There are a lot of robots in the world. Mostly they live in factories, but they're increasingly making their way into everyday life - and there are some big decisions on the horizon about how we'll safeguard certain parts of our way of life as they do so.

Now, a team of roboticists at the University of California, Berkeley, has developed a simulation that indicates that adding some self-doubt to robots could help them better integrate into society. The big question is: how much?

"It is clear that one of the primary tools we can use to mitigate the potential risk from a misbehaving AI system is the ability to turn the system off", the researchers wrote in a paper published on the pre-print arXiv server.

"As the capabilities of AI systems improve, it is important to ensure that such systems do not adopt subgoals that prevent a human from switching them off. Our goal is to study the incentives an agent has to allow itself to be switched off." 

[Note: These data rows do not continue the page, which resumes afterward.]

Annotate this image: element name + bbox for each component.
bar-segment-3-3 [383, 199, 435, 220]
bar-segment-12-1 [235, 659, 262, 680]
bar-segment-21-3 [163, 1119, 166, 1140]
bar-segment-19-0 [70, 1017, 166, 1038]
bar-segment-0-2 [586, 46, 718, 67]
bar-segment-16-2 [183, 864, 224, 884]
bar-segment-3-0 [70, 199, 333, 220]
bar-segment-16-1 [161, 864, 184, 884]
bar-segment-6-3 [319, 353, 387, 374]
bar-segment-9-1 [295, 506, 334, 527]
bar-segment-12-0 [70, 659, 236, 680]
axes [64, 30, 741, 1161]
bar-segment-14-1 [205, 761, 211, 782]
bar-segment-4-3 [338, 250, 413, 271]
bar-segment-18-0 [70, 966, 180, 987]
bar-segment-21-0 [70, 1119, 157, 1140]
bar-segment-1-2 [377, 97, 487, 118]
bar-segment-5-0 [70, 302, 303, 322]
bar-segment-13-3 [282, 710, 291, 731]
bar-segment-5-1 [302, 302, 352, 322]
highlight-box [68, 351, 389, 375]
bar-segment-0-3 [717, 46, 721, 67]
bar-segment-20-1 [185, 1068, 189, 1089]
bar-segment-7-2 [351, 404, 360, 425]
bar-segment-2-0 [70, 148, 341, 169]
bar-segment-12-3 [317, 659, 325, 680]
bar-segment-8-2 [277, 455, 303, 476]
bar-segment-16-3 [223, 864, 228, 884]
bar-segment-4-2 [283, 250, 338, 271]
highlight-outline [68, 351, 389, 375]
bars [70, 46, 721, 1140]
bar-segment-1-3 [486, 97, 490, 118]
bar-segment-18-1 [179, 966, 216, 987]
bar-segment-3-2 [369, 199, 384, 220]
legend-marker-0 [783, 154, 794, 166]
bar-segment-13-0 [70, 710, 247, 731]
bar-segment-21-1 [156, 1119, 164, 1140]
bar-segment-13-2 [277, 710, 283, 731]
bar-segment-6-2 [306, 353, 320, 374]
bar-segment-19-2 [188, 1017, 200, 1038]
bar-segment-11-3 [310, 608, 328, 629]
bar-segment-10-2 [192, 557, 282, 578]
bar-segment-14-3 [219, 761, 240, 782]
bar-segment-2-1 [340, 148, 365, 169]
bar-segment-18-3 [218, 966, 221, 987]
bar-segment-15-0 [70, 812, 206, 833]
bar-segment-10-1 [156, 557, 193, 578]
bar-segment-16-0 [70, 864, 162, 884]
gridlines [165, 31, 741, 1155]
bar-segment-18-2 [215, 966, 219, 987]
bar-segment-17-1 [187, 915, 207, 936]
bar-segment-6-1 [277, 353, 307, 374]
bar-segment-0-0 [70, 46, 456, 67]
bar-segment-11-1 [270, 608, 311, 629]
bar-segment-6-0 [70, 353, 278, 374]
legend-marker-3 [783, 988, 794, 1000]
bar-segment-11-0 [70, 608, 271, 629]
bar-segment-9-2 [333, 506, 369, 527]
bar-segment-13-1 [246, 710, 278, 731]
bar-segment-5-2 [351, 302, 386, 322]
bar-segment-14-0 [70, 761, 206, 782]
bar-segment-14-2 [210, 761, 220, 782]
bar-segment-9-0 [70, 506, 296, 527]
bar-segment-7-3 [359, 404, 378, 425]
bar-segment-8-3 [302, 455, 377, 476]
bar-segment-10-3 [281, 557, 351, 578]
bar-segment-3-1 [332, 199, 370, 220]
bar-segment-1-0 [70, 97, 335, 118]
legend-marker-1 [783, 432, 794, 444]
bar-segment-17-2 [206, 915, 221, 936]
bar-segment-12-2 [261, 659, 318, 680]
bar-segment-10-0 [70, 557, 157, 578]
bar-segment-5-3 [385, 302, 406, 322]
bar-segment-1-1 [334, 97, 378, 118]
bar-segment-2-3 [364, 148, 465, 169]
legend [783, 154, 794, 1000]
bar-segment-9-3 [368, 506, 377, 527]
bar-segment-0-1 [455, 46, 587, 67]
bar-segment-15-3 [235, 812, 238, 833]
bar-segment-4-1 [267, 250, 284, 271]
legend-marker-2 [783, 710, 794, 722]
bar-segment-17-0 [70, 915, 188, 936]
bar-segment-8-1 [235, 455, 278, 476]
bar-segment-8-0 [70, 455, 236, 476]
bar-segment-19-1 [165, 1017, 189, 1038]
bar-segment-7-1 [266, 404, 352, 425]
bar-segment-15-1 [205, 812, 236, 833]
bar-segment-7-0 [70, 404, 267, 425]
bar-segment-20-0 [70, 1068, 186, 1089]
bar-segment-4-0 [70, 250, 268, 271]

The simulation they created depicts an interaction between a robot and a human with an adjustable level of self-confidence for the robot, which has a built in off-switch.

The wishes of the human

In one simulation, the robot was asked to perform a task, and a human was then given the option of allowing it to continue or hitting the off switch. But the robot also had the ability to override its own off-switch and therefore the wishes of the human.

As you can probably expect, robots that had a lot of self-confidence turned themselves right back on. When they were given just a little confidence, however, the robot stayed off - even if it judged that it was doing a good job.

"Our analysis suggests that agents with uncertainty about their utility function have incentives to accept or seek out human oversight. Thus, systems with uncertainty about their utility function are a promising area for research on the design of safe AI systems," the researchers wrote.

They added: "This is far from the end of the story. In future work, we plan to explore incentives to defer to the human in a sequential setting and explore the impacts of model misspecification."